Believing that others would think she was bitter about work-related problems, the woman was reluctant to complain.
The man was later appointed to work with victims of sexual abuse. He moved to a different part of the office and the harassment stopped, he said.
But a month later, she learned at an office function that several other women had also felt sexually harassed by the man.
“That’s when I went to see my manager.”
Her manager supported her in filing a formal complaint with Human Resources, who interviewed her in July, but had not heard anything until RNZ contacted ACC this week.
He had no idea if the man was being investigated or had faced any consequences and was still working with survivors of sexual abuse.
“I would like the ACC to acknowledge the seriousness of the complaint and tell me if it is really investigating.”
The woman’s mental health had suffered as a result of the harassment and the agency’s response, leaving her feeling unsafe at work, she said.
“I’ve had 36 days of sick leave since all this started. I’ve been hospitalized three times with suicidal thoughts. Every time I think about going to the office I get palpitations.
“My savior was the lockdown. Now we have Level 1 pending and I have that panic coming back.
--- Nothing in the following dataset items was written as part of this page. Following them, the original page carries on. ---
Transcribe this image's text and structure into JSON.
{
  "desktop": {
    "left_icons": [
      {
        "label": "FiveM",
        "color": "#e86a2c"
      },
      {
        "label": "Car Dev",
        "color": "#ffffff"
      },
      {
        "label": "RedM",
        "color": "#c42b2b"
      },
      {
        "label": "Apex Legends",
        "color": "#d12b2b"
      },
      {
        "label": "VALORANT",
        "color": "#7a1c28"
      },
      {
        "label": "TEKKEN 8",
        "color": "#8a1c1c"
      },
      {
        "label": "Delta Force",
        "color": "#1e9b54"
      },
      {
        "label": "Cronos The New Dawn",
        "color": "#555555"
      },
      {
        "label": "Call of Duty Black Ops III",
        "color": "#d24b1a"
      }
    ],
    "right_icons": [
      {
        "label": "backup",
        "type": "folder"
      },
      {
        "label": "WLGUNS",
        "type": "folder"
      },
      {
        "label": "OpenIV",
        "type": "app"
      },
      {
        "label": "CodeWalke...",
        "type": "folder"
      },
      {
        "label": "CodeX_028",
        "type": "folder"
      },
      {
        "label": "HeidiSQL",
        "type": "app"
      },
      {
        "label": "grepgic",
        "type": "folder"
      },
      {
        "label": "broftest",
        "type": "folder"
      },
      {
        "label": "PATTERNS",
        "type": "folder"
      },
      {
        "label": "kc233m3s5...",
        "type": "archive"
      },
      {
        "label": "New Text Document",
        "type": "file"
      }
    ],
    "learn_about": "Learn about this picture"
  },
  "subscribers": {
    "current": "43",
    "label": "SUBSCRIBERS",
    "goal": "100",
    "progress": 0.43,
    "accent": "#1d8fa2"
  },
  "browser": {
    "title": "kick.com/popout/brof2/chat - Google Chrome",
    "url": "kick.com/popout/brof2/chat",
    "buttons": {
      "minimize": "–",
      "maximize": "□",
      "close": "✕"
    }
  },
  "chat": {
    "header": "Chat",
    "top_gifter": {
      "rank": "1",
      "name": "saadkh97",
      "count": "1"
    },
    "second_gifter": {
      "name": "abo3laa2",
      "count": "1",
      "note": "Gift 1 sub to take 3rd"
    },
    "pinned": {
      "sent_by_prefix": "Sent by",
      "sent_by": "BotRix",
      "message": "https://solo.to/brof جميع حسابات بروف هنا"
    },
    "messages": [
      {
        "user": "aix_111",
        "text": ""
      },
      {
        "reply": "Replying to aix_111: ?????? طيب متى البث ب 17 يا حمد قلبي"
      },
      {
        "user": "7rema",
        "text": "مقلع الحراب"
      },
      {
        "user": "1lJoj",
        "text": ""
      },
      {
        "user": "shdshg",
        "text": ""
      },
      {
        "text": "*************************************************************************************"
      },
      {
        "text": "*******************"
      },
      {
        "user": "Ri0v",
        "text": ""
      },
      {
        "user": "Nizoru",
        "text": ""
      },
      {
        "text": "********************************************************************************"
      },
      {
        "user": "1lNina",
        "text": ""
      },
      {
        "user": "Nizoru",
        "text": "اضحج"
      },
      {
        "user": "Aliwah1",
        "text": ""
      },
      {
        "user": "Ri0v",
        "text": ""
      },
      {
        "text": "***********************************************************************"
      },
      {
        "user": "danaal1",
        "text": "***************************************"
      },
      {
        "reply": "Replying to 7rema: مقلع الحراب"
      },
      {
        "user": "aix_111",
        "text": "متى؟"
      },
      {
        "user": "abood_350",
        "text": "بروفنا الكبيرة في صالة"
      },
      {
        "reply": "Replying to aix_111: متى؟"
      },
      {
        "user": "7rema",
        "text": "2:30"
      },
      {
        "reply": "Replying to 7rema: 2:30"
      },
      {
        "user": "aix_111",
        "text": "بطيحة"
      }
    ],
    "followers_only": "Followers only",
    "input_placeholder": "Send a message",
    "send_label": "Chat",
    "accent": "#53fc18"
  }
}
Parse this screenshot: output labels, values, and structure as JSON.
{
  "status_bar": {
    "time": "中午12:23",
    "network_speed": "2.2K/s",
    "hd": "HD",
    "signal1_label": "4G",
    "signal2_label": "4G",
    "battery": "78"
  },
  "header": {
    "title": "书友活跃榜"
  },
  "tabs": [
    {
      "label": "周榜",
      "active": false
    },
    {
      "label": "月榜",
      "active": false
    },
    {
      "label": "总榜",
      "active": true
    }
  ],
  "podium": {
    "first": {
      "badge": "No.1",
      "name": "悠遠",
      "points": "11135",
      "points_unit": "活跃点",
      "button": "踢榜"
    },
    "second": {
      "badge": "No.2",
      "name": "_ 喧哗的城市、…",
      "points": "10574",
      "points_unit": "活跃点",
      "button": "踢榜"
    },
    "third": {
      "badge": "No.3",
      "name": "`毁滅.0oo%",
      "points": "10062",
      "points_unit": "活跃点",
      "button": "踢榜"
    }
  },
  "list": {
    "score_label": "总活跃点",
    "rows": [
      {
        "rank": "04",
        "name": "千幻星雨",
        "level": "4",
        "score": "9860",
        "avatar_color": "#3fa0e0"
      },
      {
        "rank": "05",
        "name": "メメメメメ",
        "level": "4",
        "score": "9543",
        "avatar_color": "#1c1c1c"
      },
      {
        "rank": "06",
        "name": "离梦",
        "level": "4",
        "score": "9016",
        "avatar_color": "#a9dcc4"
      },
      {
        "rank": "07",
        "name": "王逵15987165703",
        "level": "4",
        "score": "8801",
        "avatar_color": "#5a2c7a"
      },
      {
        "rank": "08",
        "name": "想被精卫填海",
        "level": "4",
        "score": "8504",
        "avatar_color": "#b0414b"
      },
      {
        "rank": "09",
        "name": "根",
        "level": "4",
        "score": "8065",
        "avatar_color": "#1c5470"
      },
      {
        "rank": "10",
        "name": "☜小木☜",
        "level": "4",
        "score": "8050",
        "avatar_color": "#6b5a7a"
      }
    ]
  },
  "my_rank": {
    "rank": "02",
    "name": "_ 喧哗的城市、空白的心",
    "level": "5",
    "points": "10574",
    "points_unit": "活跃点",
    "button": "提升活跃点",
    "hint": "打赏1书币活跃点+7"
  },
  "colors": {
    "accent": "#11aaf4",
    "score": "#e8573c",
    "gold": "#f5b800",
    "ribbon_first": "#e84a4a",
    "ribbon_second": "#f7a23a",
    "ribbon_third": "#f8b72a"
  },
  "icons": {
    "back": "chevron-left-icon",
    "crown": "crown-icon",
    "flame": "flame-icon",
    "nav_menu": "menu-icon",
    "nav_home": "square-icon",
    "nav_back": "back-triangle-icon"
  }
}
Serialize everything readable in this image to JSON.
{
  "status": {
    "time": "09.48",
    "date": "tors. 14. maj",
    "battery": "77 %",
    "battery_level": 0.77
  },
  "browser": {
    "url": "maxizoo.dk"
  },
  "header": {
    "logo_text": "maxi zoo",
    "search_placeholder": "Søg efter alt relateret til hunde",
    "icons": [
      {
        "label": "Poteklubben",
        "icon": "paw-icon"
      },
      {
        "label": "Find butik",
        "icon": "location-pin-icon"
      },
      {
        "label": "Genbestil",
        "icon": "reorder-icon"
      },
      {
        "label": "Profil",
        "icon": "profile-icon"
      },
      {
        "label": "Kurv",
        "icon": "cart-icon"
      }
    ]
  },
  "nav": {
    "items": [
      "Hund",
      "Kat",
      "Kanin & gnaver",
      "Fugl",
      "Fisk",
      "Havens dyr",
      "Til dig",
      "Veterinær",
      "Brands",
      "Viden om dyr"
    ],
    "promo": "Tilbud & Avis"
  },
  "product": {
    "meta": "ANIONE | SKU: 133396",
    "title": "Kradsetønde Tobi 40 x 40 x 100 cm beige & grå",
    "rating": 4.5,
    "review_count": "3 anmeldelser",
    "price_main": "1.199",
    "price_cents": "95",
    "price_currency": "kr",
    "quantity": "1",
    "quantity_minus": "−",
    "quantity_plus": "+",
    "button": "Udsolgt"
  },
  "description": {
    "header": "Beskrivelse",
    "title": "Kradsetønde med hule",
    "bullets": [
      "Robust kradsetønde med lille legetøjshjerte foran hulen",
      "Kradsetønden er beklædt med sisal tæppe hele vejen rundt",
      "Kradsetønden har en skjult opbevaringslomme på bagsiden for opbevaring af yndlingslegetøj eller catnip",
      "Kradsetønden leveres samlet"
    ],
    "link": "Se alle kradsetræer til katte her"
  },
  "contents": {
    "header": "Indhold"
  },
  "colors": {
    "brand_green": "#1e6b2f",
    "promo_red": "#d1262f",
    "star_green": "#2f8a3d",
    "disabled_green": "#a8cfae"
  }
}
I don’t feel safe at all.”
The woman said her manager had been very supportive, allowing her to work from home and see her multiple times.
She understood that two other women had complained about the man’s behavior to their managers, but their complaints had turned up nothing.
“If they had been treated professionally, I would not have been next in line for their harassment.”
She was “appalled” by the way ACC handled her report and the idea that the man was still dealing with survivors of sexual abuse.
The woman, who was a survivor of sexual abuse and had a sensitive claim with ACC, felt that the man should no longer work with survivors until an investigation is conducted.
“It bothers me.
“Knowingly putting them in that position where you’re reading all these psychological reports that, like, it just horrifies me. I feel like ACC doesn’t care.”
Where to get help:
I need to talk? Call toll-free or text 1737 anytime to speak with a trained counselor, for any reason.
Life line: 0800 543 354 or text HELP to 4357
Suicide Crisis Helpline: 0508 828 865/0508 TAUTOKO (24 hours a day, 7 days a week). This is a service for people who may be thinking about suicide or for those who are worried about family or friends.
Helpline for depression: 0800111757 (24 hours a day, 7 days a week) or text 4202
Samaritans: 0800 726 666 (24 hours a day, 7 days a week)
What’s the matter: online chat (3 PM to 10 PM) OR 0800 WHATSUP / 0800 9428787 Helpline (12 PM to 10 PM Monday to Friday, 3 PM to 11 PM) M. On weekends)
Kidsline (from 5 to 18 years old): 0800 543 754 (24 hours a day, 7 days a week)
Rural Support Trust Helpline: 0800 787 254
Health line: 0800 611 116
Rainbow youth: (09) 376 4155
Outline: 0800 688 5463 (6:00 pm to 9:00 pm)
If it is an emergency and you feel that you or someone else is at risk, call 111.